Он скосил глаза. Пирог блестел старым золотом в ослепительном свете увитых кружевами дыма хрустальных ледяных люстр.
– Всегда.
Он не успел добавить: «господин генерал», – молчанье повисло над ним, как рогатая морская мина зависает над пловцом.
Молчали все. Молчало все. Молчали искристые богемские рюмки, высокие бокалы с отпитым шампанским; молчали тяжелые серебряные трофейные вилки; молчала выложенная красными и черными горками икра на тарелках с вензелями; молчали надутые щеки едоков; молчали графины с белым, как слеза, горьким вином; молчал жареный поросенок на длинном вытянутом поперек стола блюде, и золотистый пирог с рыбой молчал тоже. И молча вился табачный дым над лицами, затылками, дрожащими на скатерти кистями голых и в перчатках рук; над жизнями, зарытыми глубоко, на дне затянутых жиром, как льдом, заколоченных костями, как опустелый дом, земляных, земных, гиблых тел.
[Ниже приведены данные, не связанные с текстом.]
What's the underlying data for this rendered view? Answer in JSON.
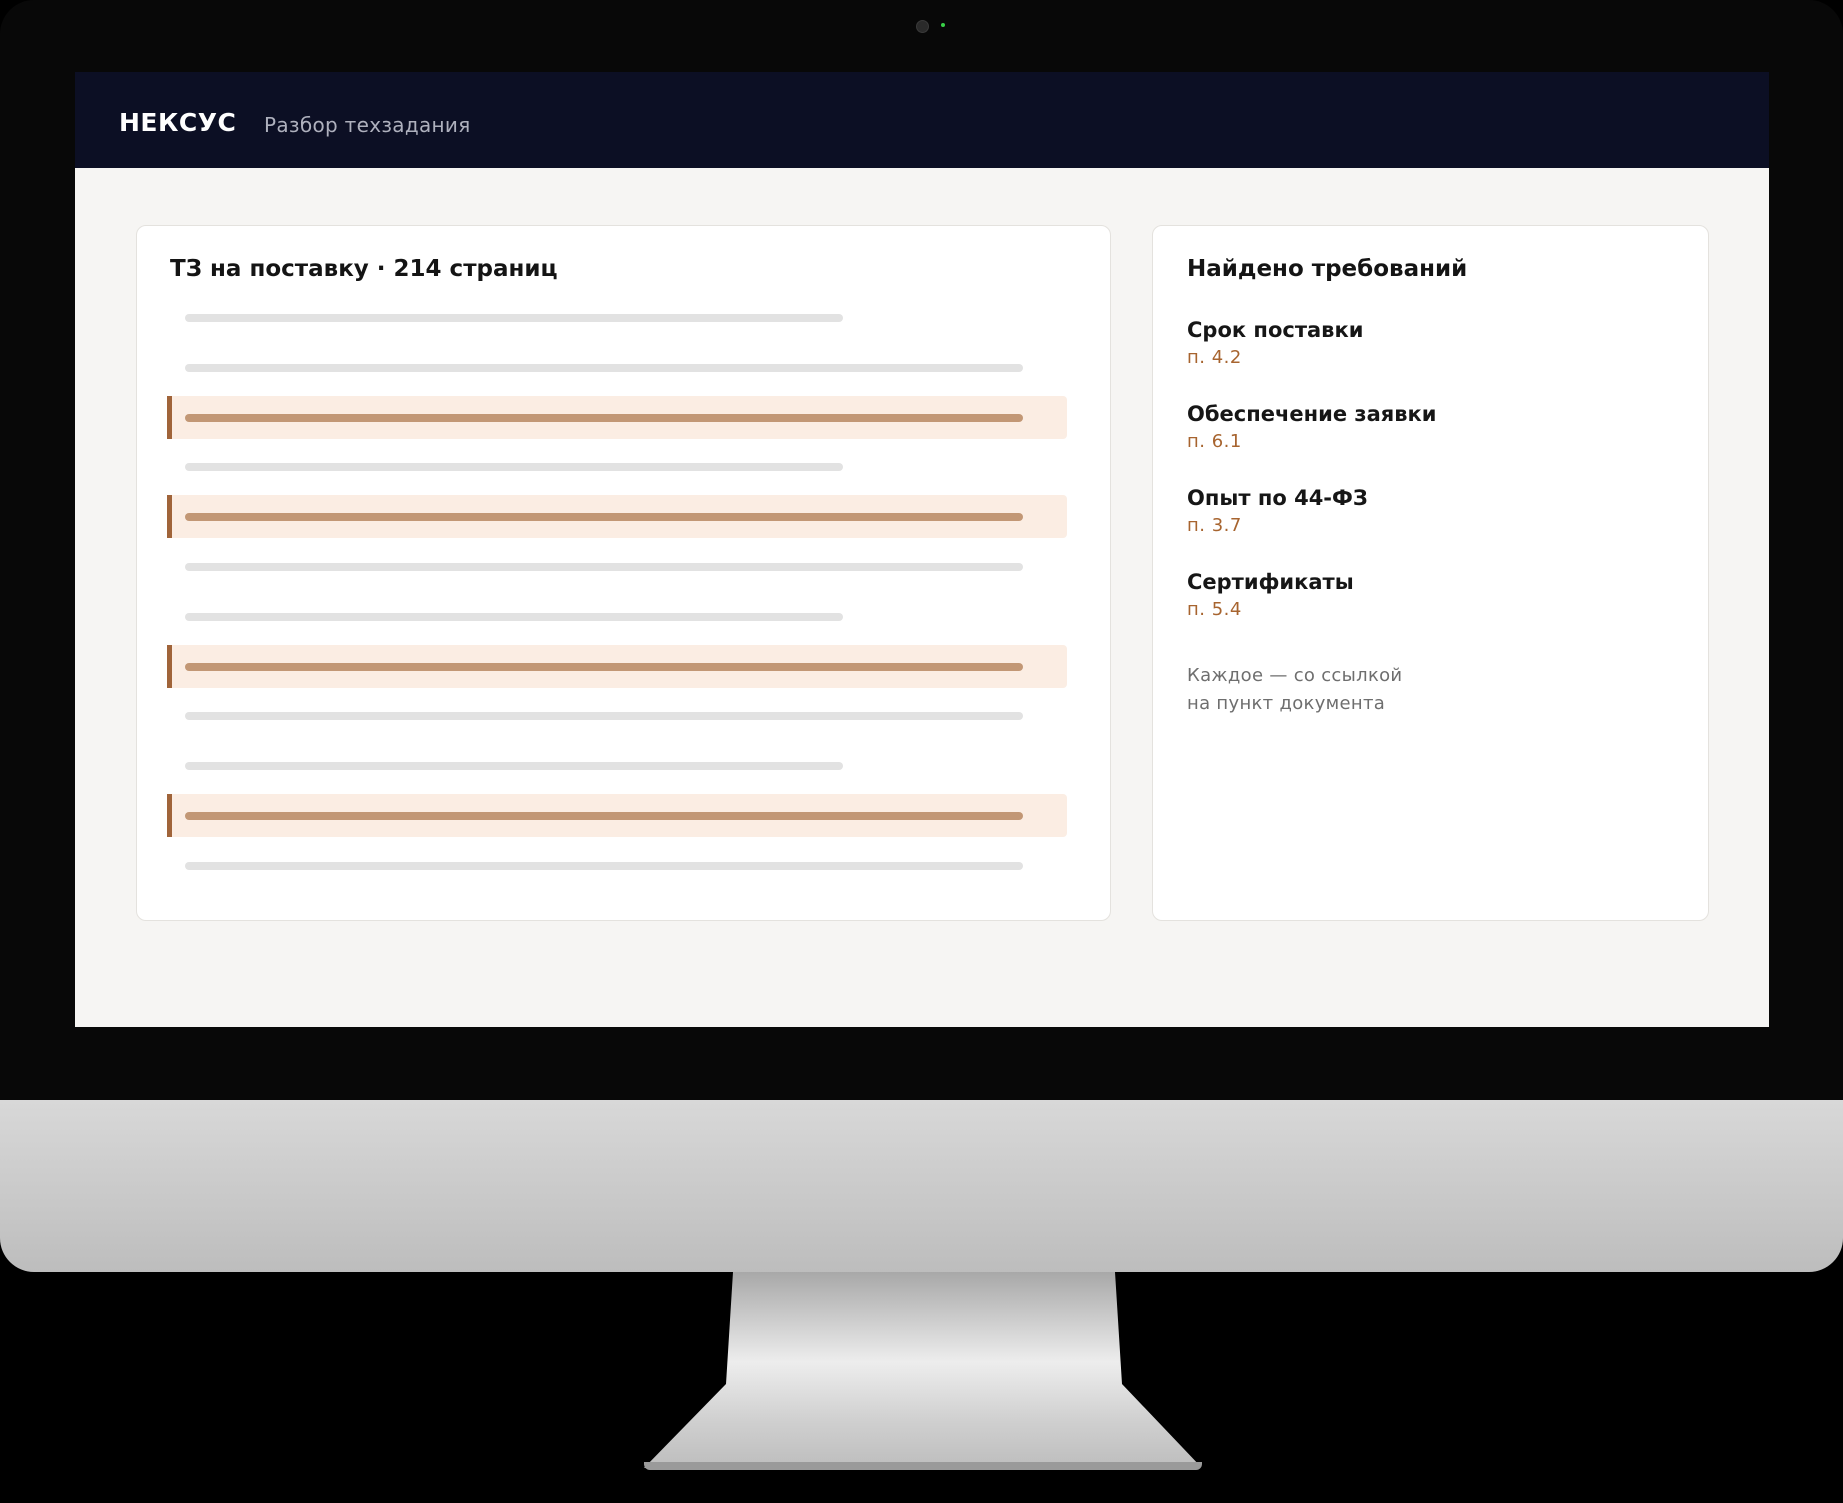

– Ты молодец, парень! – хрипло вскрикнул генерал, и мучительный приступ кашля сотряс его широкое неуклюжее тело до основанья. Он кашлял – люди слушали. Он громыхал, как старые органные мехи, которые некому вращать в холодном ночном костеле. – Ты молодец! Россия с тобой не пропадет! Считай, ты прошел проверку на «ять». На большой! – Он выставил большой палец над согнутой ладонью, и Юргенс хорошо видел, как палец генерала дрожал. – С тобой будет о чем поговорить тем, кто живет и дышит там… – он передохнул, отдышался, захрипел опять, – …куда мы тебя посылаем. Ян! – Сидевший напротив генерала смуглый худощавый молодой человек в крохотных надменных усиках, вида благородного и дворянского, дернулся, чуть не подскочил в кресле, благоговейно уставился на генерала черными, как ежевика, маслеными кошачьими глазами. – Дай господину Юргенсу, солдату Зимней Войны, все необходимые инструкции!.. И не забудь, что его зовут уже по-другому. По-другому!..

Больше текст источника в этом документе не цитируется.